Die Antragstellerin ist (so steht es jedenfalls in diesem Verfahren fest) Mieterin von Geschäftsräumlichkeiten im Haus 1010 Wien, S*****gasse 7, das dem Antragsgegner gehört. Das Mietobjekt umfaßt Räumlichkeiten im Erdgeschoß im Ausmaß von 413,69 m2, Kellerräumlichkeiten von 453,79 m2 und 303,80 m2 sowie eine Wohnung (top 14) im fünften Stock des Hauses mit 259,93 m2, insgesamt also eine Nutzfläche von 1.431,21 m2. Es wird für gastgewerbliche Zwecke genutzt.
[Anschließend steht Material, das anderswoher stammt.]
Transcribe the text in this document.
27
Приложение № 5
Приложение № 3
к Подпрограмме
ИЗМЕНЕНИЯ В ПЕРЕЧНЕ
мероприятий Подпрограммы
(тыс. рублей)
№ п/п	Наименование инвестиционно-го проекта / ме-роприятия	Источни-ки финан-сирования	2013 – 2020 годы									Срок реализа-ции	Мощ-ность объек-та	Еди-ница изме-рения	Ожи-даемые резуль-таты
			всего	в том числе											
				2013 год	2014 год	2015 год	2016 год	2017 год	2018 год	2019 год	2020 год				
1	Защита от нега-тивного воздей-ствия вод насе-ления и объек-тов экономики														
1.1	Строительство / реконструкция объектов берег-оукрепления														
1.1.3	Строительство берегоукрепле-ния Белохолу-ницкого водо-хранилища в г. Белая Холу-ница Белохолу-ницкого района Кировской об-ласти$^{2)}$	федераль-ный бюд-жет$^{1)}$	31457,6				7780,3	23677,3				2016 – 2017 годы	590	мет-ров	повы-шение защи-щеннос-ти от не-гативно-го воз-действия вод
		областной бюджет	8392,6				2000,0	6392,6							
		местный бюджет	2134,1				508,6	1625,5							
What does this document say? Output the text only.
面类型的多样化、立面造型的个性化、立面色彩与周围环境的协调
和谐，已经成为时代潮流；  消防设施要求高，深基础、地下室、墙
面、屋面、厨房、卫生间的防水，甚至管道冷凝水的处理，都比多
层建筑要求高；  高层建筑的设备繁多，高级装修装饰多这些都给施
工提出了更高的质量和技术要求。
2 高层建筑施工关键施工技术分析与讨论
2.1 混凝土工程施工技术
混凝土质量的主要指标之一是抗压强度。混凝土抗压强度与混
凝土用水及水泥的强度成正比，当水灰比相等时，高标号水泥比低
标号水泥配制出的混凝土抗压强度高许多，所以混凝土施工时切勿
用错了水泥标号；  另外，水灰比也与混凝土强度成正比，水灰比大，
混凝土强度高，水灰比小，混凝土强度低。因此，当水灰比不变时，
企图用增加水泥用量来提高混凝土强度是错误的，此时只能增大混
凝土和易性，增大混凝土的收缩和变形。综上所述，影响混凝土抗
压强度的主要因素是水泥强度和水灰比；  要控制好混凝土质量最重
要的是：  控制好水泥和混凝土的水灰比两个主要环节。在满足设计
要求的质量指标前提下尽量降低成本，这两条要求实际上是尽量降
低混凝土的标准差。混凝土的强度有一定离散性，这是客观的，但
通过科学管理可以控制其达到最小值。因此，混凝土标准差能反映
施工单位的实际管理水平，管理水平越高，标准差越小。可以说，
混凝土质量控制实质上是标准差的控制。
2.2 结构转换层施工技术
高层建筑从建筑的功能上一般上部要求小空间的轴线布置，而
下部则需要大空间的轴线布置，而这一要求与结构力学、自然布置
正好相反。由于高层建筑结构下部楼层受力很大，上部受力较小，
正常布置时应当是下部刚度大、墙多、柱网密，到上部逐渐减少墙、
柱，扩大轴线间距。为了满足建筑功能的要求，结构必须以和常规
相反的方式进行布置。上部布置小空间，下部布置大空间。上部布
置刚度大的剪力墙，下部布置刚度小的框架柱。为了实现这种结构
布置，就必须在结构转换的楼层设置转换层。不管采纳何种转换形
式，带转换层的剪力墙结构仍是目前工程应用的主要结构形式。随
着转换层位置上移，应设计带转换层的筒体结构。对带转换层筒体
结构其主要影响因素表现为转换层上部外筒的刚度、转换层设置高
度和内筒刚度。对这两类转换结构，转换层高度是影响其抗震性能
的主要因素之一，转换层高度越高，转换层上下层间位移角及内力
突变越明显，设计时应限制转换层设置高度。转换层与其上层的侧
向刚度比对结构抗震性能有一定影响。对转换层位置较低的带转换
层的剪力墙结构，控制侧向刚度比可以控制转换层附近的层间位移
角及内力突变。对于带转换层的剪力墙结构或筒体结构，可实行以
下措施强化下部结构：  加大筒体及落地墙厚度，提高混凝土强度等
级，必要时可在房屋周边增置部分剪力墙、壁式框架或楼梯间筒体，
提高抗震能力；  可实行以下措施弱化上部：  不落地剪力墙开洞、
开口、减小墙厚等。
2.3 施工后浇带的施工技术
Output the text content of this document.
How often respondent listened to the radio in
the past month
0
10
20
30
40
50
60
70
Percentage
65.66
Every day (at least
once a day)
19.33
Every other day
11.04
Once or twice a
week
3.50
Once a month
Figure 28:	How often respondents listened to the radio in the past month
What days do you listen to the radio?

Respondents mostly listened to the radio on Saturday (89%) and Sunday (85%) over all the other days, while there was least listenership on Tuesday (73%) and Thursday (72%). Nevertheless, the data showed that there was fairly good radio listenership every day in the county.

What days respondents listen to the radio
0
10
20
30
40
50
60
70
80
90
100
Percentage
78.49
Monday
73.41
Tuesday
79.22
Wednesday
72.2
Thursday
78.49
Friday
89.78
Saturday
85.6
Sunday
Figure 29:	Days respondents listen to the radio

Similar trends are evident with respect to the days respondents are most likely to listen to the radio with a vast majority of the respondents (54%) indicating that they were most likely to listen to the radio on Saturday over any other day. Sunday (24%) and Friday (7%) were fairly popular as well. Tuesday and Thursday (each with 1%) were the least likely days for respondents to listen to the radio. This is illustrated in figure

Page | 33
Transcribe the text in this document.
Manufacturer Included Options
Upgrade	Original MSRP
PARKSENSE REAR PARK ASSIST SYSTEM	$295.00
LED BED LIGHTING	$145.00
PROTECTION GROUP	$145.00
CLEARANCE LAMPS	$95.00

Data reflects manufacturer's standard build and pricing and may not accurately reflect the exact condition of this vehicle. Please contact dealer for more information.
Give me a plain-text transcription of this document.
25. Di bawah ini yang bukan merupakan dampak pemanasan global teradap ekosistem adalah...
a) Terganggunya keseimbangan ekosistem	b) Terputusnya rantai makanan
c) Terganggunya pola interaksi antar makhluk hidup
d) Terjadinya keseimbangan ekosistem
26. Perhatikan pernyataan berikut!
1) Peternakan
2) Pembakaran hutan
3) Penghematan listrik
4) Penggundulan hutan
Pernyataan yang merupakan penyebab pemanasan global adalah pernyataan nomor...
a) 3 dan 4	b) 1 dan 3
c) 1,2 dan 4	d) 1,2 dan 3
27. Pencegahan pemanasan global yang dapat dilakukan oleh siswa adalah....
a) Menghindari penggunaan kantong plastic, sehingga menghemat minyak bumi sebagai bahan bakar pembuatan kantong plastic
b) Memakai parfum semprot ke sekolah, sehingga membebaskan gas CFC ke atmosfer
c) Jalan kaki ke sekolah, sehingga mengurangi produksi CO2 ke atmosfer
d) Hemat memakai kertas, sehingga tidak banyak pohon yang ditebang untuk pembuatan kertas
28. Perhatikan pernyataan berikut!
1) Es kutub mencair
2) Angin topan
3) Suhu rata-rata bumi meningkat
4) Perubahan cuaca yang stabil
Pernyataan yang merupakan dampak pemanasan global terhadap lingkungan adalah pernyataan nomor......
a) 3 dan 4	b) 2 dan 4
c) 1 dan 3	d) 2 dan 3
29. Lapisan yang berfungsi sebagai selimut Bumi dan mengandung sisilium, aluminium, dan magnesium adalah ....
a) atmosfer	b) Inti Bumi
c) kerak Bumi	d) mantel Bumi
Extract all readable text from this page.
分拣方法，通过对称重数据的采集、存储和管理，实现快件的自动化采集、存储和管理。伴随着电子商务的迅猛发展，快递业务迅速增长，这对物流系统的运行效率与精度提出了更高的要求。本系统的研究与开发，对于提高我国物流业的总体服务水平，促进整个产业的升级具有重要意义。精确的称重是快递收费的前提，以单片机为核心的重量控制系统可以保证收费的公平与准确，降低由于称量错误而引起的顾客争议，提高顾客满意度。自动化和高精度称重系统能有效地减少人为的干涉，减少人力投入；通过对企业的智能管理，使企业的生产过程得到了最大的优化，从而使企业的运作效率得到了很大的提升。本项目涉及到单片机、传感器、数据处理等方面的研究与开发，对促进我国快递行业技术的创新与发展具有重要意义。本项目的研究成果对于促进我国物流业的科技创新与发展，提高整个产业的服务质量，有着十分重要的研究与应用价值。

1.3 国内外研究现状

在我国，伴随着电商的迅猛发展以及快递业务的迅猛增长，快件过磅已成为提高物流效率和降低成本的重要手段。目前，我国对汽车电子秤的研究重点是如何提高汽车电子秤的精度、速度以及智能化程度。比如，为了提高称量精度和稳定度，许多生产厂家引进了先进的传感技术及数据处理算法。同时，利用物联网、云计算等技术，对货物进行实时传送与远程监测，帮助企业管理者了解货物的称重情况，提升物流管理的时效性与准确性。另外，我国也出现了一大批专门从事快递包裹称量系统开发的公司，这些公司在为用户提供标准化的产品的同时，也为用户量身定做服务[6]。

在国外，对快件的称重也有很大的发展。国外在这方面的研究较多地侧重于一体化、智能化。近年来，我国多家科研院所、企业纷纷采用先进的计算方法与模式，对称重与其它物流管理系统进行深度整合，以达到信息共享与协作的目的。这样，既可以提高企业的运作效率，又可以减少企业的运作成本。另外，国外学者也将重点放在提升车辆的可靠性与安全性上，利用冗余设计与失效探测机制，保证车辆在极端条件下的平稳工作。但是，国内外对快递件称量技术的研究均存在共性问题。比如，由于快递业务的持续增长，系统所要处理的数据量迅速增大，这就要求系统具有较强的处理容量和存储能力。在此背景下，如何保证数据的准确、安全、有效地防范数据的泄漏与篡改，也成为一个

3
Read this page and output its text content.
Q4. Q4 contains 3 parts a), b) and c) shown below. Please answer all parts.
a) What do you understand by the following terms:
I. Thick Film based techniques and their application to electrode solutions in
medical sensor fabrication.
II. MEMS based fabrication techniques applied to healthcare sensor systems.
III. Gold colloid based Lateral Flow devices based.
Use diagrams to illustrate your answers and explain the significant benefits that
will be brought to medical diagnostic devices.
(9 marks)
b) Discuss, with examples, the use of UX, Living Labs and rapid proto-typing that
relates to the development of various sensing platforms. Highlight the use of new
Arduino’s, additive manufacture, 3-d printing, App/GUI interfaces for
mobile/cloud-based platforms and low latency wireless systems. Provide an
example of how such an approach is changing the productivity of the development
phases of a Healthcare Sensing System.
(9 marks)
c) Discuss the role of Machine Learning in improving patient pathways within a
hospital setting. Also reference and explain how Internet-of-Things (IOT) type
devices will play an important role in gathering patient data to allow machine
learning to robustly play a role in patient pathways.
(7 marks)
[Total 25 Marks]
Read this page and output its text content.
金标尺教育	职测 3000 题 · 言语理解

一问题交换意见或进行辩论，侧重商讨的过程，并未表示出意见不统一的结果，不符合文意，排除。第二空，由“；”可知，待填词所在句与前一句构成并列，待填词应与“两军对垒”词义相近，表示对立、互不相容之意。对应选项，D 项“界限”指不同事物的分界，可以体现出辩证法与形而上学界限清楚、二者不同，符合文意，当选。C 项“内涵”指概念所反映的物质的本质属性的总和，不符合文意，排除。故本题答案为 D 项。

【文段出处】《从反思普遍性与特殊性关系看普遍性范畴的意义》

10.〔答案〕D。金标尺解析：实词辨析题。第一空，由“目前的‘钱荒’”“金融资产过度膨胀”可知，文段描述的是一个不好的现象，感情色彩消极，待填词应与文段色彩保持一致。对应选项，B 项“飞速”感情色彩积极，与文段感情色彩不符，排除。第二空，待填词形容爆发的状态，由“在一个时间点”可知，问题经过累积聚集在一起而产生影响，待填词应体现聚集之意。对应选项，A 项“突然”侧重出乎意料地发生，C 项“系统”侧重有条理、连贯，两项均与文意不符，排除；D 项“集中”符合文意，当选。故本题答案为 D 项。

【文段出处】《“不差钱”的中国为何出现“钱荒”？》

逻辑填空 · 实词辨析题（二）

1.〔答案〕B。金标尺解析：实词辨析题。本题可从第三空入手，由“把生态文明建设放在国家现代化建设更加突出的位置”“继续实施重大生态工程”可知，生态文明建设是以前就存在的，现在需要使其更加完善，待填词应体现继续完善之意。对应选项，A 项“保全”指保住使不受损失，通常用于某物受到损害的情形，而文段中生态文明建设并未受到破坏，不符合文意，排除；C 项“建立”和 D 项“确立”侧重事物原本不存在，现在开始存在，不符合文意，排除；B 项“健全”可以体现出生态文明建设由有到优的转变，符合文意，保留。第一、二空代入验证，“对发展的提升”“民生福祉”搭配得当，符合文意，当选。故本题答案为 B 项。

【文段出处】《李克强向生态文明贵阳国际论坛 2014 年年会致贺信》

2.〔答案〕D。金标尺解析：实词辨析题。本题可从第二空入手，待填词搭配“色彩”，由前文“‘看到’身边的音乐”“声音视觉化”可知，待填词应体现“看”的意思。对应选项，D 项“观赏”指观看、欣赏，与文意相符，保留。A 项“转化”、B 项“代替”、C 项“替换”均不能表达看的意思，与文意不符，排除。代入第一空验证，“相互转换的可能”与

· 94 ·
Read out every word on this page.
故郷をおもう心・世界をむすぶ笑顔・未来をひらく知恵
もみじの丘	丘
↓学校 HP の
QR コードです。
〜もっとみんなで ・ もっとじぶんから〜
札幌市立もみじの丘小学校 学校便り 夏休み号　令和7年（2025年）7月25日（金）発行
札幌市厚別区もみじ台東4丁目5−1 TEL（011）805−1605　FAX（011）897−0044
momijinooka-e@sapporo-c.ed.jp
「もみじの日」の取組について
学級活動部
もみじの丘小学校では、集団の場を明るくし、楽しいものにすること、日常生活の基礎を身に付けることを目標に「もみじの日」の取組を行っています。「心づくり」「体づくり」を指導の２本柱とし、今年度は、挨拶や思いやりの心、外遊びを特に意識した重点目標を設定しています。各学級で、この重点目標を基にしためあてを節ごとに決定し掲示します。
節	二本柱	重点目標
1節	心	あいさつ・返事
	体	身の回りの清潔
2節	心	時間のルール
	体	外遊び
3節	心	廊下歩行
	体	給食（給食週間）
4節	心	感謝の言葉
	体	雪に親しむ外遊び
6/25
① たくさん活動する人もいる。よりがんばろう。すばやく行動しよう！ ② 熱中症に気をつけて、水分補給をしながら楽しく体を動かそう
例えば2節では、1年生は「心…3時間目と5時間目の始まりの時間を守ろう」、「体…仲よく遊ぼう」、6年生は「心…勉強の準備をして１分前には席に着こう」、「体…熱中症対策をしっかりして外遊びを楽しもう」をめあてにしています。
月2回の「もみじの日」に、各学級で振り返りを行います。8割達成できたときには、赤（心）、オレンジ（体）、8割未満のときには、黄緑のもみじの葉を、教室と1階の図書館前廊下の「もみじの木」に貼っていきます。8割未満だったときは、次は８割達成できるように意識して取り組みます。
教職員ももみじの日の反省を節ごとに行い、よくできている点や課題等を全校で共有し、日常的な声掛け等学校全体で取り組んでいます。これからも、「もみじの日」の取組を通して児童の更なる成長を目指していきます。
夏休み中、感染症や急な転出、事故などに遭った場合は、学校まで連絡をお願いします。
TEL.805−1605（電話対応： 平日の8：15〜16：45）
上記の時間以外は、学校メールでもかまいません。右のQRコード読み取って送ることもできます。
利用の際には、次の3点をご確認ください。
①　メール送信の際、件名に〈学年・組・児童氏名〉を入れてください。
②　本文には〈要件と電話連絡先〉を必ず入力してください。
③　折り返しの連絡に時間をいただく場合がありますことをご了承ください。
Das im Bestandobjekt in zwei Geschäftskategorien geführte Gastronomieunternehmen wurde im Februar 1990 von der Antragstellerin an Harald L***** und Susanne V***** verpachtet. Die beiden betreiben das Unternehmen in zwei Geschäftskategorien, und zwar im Erdgeschoßbereich eine Wiener Gastwirtschaft der gehobenen (ersten) Klasse, nämlich das Restaurant L***** mit einer Bierschwemme, einem Schankraum, einem Gastraum, 2 Stüberln, einem Bankettraum mit Wiener Küche und Schanigarten, im Keller des Hauses das Restaurant "K*****", das in seinem Standard ebenso der ersten Kategorie zuzuordnen ist. Die nähere Beschreibung der beiden Restaurants läßt sich dem erstinstanzlichen Sachbeschluß (Seite 5 bis 7 der ON 33) entnehmen.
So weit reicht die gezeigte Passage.